WAIT FOR 2014 - It seems obvious that the goal next season is to try and stay as competitive as possible and then make a big splash in the 2014 free agent market, which will include the likes of LeBron James, Carmelo Anthony and Paul George. The Mavs seem to be stuck in limbo as they try to determine just what their player acquisition strategy will be. Do they believe they can contend for a playoff spot by tweaking the roster here and there around Dirk? Or are they in partial rebuilding mode but afraid to say so publicly for fear of alienating fans and potential free agents? They obviously are not in complete rebuilding mode because that would mean trading their most marketable asset, Nowitzki, blowing up the team and starting from scratch. Mark Cuban however, has made it clear that there’s ZERO chance he’ll trade Dirk. Given the Mavericks’ aforementioned difficulty in attracting elite players to Dallas, it seems reasonable to question whether or not the Mavs will be able to get that great player or two to come here in 2014. In which case, that leaves this team with one very unpalatable option for Mavericks fans: take the inevitable fall to the league cellar and build through the draft lottery. It wouldn’t be overstating at all to suggest that 2013 could be a VERY long year for the Dallas Mavericks.
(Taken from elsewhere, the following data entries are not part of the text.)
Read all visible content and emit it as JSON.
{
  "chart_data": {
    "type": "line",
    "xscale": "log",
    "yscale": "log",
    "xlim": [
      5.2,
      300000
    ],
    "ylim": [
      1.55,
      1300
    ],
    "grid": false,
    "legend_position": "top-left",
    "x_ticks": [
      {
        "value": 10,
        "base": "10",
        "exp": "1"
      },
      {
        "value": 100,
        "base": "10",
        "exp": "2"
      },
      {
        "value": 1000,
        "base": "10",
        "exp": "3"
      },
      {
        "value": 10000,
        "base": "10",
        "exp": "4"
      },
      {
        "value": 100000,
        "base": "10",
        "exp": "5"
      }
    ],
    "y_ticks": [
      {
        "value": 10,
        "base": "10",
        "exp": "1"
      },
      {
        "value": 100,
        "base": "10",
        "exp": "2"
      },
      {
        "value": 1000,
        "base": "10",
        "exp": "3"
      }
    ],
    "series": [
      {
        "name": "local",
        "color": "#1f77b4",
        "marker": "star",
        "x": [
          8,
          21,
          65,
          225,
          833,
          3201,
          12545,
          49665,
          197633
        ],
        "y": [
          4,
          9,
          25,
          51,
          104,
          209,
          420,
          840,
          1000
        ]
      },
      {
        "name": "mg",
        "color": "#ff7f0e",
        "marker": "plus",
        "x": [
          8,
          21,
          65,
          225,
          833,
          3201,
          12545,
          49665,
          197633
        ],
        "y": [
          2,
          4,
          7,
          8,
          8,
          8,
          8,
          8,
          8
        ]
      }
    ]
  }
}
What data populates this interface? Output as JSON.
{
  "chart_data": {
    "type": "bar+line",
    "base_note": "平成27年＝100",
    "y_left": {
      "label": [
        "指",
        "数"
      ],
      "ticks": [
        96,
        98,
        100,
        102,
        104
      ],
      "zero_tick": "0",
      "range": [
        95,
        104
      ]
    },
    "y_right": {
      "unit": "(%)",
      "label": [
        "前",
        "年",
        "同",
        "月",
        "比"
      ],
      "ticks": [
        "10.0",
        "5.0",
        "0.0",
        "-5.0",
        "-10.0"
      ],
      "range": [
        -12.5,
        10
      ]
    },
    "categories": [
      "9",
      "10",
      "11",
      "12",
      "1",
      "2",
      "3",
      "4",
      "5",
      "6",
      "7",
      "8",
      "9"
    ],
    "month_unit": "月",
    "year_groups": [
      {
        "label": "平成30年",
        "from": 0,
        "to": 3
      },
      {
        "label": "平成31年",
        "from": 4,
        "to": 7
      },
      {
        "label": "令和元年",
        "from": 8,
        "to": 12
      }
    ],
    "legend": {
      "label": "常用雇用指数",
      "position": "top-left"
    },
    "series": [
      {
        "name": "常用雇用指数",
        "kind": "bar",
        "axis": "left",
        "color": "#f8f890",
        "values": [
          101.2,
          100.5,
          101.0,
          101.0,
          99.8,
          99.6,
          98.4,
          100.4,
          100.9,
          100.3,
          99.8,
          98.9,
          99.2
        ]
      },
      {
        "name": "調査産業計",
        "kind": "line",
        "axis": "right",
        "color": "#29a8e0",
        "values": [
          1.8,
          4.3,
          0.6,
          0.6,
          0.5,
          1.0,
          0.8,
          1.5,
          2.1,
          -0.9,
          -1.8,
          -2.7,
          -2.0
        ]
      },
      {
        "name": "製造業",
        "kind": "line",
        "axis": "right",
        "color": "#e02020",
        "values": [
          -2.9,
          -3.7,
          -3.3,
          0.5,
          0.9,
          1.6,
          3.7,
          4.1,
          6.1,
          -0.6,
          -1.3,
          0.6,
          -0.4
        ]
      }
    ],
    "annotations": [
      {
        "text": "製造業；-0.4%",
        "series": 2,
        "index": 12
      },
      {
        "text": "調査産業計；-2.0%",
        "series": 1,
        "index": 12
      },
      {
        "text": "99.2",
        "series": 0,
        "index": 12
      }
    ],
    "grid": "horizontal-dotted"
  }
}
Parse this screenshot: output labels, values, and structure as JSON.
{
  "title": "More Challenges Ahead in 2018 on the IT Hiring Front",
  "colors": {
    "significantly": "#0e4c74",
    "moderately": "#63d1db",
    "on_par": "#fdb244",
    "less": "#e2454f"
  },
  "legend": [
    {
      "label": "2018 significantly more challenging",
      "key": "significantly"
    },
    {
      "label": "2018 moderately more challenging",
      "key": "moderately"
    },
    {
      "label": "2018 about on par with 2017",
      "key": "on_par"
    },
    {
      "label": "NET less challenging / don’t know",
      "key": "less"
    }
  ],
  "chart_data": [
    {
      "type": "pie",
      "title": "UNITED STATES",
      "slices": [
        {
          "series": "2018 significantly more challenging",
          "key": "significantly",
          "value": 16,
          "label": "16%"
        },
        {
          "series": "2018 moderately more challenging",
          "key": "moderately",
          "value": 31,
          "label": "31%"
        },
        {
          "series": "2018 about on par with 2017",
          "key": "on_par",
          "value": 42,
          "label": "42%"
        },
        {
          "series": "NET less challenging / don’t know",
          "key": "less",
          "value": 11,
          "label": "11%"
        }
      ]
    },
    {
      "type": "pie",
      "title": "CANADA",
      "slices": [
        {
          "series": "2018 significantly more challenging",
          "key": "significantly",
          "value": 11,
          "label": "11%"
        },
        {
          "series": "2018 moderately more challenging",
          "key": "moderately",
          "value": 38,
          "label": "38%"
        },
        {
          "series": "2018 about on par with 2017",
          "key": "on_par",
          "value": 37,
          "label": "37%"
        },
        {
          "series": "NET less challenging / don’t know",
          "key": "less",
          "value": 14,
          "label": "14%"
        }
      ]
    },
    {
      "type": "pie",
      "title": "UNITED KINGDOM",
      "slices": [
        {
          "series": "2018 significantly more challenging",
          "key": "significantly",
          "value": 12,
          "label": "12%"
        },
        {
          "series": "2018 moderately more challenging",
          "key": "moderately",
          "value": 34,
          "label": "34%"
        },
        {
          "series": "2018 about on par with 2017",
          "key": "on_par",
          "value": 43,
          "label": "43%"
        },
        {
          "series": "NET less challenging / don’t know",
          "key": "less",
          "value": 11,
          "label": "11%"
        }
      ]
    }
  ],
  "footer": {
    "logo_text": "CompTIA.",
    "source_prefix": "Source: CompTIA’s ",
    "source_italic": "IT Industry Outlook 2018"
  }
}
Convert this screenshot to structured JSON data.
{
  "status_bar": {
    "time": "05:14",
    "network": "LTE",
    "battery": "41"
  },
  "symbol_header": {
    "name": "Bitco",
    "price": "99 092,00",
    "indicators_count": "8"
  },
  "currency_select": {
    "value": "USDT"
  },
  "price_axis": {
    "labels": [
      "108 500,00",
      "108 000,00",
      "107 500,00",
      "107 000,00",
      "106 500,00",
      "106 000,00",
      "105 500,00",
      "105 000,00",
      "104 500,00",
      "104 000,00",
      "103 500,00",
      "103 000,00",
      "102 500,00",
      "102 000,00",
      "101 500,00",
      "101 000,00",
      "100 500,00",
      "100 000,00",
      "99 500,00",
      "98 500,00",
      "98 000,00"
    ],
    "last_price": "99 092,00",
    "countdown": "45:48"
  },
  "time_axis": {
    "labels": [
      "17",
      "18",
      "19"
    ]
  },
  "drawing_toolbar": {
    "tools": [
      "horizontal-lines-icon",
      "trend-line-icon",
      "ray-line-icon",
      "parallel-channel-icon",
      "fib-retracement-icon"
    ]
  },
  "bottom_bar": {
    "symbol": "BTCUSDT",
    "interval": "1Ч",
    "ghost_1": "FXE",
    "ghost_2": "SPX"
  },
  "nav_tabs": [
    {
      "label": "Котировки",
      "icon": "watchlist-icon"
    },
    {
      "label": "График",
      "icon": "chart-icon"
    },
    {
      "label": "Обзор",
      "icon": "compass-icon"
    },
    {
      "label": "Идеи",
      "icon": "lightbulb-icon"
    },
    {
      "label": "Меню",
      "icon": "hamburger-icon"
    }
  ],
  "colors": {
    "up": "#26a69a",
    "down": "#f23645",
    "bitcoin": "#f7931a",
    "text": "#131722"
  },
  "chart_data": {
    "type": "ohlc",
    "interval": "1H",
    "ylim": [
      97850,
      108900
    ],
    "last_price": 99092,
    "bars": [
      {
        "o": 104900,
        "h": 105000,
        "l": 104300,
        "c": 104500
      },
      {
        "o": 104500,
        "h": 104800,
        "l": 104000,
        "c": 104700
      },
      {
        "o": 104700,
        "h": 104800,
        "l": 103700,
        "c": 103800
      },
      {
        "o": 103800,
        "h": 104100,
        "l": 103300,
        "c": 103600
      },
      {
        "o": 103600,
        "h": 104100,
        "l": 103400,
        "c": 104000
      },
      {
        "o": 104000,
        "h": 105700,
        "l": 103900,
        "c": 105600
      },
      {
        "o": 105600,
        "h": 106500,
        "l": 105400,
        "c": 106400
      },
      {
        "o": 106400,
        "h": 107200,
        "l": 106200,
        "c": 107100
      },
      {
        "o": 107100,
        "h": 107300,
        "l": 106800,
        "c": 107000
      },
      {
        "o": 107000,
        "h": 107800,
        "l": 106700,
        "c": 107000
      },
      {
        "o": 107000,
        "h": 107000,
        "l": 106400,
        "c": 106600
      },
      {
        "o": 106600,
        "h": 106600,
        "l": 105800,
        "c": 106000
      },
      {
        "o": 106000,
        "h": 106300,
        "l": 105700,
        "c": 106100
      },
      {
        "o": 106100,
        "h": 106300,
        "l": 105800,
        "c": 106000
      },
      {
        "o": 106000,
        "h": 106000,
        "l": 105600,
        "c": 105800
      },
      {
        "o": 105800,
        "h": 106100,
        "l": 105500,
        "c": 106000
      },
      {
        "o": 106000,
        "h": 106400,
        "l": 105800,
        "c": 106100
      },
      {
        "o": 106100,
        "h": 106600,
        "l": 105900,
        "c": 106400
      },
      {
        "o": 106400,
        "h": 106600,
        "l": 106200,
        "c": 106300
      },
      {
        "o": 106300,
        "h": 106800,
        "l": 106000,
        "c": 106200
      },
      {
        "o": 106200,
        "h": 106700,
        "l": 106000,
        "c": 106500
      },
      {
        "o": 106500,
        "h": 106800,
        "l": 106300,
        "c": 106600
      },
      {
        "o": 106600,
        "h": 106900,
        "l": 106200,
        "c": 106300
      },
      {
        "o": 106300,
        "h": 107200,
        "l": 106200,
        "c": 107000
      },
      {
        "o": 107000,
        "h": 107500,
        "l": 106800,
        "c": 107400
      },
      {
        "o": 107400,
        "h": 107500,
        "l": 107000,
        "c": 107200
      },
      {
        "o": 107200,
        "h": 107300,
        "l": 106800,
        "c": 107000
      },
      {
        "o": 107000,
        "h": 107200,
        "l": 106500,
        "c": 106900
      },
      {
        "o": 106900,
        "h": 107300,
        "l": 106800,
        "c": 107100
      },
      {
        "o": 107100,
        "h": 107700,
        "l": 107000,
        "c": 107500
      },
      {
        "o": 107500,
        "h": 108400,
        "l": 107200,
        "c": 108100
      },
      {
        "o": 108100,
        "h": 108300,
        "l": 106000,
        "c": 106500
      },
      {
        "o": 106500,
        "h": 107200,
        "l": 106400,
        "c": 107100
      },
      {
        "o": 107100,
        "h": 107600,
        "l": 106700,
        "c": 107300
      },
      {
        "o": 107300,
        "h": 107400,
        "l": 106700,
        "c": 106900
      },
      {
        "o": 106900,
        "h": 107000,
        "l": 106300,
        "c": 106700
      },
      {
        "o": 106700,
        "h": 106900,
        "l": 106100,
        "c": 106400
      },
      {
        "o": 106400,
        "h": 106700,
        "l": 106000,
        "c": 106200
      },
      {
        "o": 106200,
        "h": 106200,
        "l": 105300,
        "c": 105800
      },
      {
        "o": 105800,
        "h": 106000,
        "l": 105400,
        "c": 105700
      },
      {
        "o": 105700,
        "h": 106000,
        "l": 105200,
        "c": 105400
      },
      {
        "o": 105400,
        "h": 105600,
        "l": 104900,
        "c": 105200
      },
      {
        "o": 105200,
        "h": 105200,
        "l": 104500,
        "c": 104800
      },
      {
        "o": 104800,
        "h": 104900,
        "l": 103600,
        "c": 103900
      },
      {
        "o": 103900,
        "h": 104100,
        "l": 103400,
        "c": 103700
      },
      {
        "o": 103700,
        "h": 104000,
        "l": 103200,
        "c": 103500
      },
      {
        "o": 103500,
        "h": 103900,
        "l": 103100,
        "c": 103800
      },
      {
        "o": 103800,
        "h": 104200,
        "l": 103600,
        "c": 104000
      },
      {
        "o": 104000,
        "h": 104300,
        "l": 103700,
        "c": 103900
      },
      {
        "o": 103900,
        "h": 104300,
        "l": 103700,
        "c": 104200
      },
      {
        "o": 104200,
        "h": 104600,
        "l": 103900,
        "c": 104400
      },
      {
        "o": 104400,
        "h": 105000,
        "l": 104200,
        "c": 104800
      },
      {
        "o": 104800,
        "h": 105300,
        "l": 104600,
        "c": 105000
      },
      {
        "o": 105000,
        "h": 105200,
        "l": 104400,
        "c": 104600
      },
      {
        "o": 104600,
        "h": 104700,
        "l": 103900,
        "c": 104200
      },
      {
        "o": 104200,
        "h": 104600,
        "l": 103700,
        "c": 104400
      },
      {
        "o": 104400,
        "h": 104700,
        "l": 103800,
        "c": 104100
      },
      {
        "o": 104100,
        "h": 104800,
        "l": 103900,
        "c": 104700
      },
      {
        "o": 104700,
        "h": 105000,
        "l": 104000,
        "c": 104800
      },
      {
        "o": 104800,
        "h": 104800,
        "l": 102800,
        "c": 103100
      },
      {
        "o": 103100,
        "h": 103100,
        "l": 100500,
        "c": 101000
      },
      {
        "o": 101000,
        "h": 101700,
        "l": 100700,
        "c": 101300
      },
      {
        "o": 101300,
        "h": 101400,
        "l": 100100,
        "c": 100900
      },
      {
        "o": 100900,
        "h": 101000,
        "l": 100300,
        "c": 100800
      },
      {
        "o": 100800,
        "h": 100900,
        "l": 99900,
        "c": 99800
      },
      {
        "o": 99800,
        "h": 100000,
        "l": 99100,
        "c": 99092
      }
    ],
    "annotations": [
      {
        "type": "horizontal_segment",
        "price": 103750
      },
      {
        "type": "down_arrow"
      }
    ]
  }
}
OTHER ISSUES - Will rookie Shane Larkin be a legitimate option at the point? Did the Dallas Mavericks draft a future star or a journeyman? Where does Roddy Beaubois fit into the equation? What about Israeli PG Gal Mekel, whom the team recently added? Will he see major minutes and can he play at the NBA level? How about Shawn Marion? With the Mavs having offered him in a potential trade for Rajon Rondo, is the veteran small forward a lock to be on the roster opening day? Or will he be a trade chip to help the Mavericks get younger? And what exactly is the deal with draftee Ricky Ledo, the 6-6 shooting guard from Rhode Island who was declared academically ineligible at Providence last year? Reputedly possessed of massive talent, he was called by one coach “the worst human being I’ve ever been associated with in basketball.” Is this a risk typically associated with the Mavs draft strategy? Is THIS what it’s come to in Dallas?
As bad as things look right now, it’s tough to find the silver lining. The Dallas Mavericks may just have to roll into the 2013 season with their current group, see if they can stay healthy, hope for the best and then can go after the top dogs in the 2014 free agent pool. It’s not much to hang one’s hat on, to be sure. But when Mark Cuban and Donnie Nelson elected to detonate the 2011 championship team, they did so with this day in mind. I’m sure they imagined it playing out a bit differently than it has.